Peter Sloterdijk est un penseur sur lequel il faut compter, Jean-Pierre Chevènement ne l’appelle pas « la Pythie de Karlsruhe » pour rien. Il a aussi le mérite, en tant qu’Allemand, de nous tendre un miroir, à nous Français. C’est le cas avec cet opuscule, dans lequel il revisite l’histoire des relations entre nos deux pays depuis 1945.
Il s’appuie sur la théorie de Mühlmann, en vertu de laquelle les collectifs humains se constituent et se renforcent sous l’effet d’un stress intense ; typiquement, la guerre. C’est la théorie de la coopération sous stress maximal. L’épanouissement du collectif dépend des leçons tirées du conflit. Les vainqueurs voient leur vision du monde confirmée ; les vaincus doivent accomplir une métanoïa, une conversion morale.

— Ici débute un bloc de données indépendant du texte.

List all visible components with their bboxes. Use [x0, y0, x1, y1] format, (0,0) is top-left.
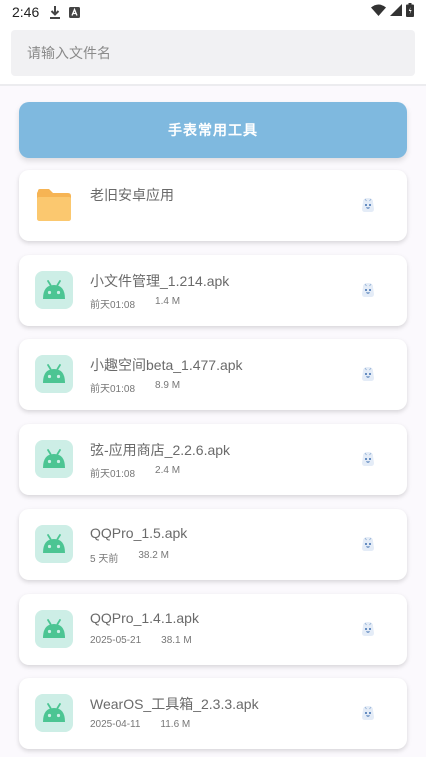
watch-tools-button[interactable]: 手表常用工具 [19, 102, 407, 158]
file-meta: 2025-04-11 11.6 M [90, 719, 190, 730]
file-item[interactable]: QQPro_1.4.1.apk 2025-05-21 38.1 M [19, 594, 407, 665]
mascot-icon[interactable] [358, 449, 378, 469]
file-item[interactable]: 弦-应用商店_2.2.6.apk 前天01:08 2.4 M [19, 424, 407, 495]
file-name: WearOS_工具箱_2.3.3.apk [90, 696, 259, 712]
file-meta: 5 天前 38.2 M [90, 550, 169, 565]
android-icon [35, 610, 73, 648]
file-list-area[interactable]: 手表常用工具 老旧安卓应用小文件管理_1.214.apk 前天01:08 1.4 M… [0, 86, 426, 757]
file-name: 老旧安卓应用 [90, 187, 174, 203]
folder-icon [35, 186, 73, 224]
file-date: 前天01:08 [90, 300, 136, 311]
search-input[interactable] [11, 30, 415, 76]
android-icon [35, 355, 73, 393]
mascot-icon[interactable] [358, 534, 378, 554]
file-date: 5 天前 [90, 554, 119, 565]
status-indicators [371, 2, 414, 22]
file-size: 11.6 M [160, 719, 191, 730]
search-bar [0, 24, 426, 84]
file-meta: 前天01:08 2.4 M [90, 465, 180, 480]
file-size: 2.4 M [155, 465, 181, 476]
app-notification-icon [69, 6, 81, 18]
mascot-icon[interactable] [358, 703, 378, 723]
file-item[interactable]: 小文件管理_1.214.apk 前天01:08 1.4 M [19, 255, 407, 326]
file-size: 8.9 M [155, 380, 181, 391]
battery-icon [406, 2, 414, 22]
file-meta: 2025-05-21 38.1 M [90, 635, 192, 646]
mascot-icon[interactable] [358, 280, 378, 300]
mascot-icon[interactable] [358, 364, 378, 384]
file-date: 2025-05-21 [90, 635, 142, 646]
file-name: QQPro_1.5.apk [90, 525, 188, 541]
status-time: 2:46 [12, 4, 40, 20]
download-icon [49, 5, 61, 19]
android-icon [35, 271, 73, 309]
file-size: 38.1 M [161, 635, 192, 646]
file-name: 弦-应用商店_2.2.6.apk [90, 442, 231, 458]
android-icon [35, 694, 73, 732]
file-item[interactable]: 小趣空间beta_1.477.apk 前天01:08 8.9 M [19, 339, 407, 410]
signal-icon [390, 3, 402, 21]
file-name: 小文件管理_1.214.apk [90, 273, 230, 289]
android-icon [35, 440, 73, 478]
file-meta: 前天01:08 8.9 M [90, 380, 180, 395]
file-item[interactable]: WearOS_工具箱_2.3.3.apk 2025-04-11 11.6 M [19, 678, 407, 749]
wifi-icon [371, 3, 386, 21]
file-size: 1.4 M [155, 296, 181, 307]
file-name: 小趣空间beta_1.477.apk [90, 357, 243, 373]
file-date: 前天01:08 [90, 384, 136, 395]
file-meta: 前天01:08 1.4 M [90, 296, 180, 311]
file-date: 2025-04-11 [90, 719, 141, 730]
status-bar: 2:46 [0, 0, 426, 24]
mascot-icon[interactable] [358, 619, 378, 639]
mascot-icon[interactable] [358, 195, 378, 215]
folder-item[interactable]: 老旧安卓应用 [19, 170, 407, 241]
file-name: QQPro_1.4.1.apk [90, 610, 199, 626]
android-icon [35, 525, 73, 563]
file-date: 前天01:08 [90, 469, 136, 480]
file-item[interactable]: QQPro_1.5.apk 5 天前 38.2 M [19, 509, 407, 580]
file-size: 38.2 M [138, 550, 169, 561]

Auto-évaluation défaillante ?
La France, bien que vaincue, appartient au camp des vainqueurs et, par cette illusion, échapperait à l’auto-évaluation post-stress en s’évadant, au choix, dans le gaullisme et sa quête de grandeur ou dans le communisme et son rêve révolutionnaire. Elle ne pratique aucune métanoïa… et nous en paierions aujourd’hui le prix. Alors que, selon Sloterdijk, l’Allemagne aurait fait ce travail d’intégration morale – encore heureux – et en récolterait aujourd’hui les fruits en étant un État exerçant sereinement sa puissance.
La thèse est stimulante, beaucoup moins l’est la conclusion, à la René Girard, qui fait des guerres napoléoniennes le commencement d’un cycle de rivalité mimétique. On rejoindra toutefois l’auteur sur la nécessité d’un détachement réciproque des deux pays, seul à même de rompre le cycle. À cet égard, on lui suggérera d’en toucher deux mots à son gouvernement qui, depuis des années, a transféré l’ethos guerrier dans la doctrine économique.
Théories des après-guerres, Peter Sloterdijk, Buchet-Chastel, 2008.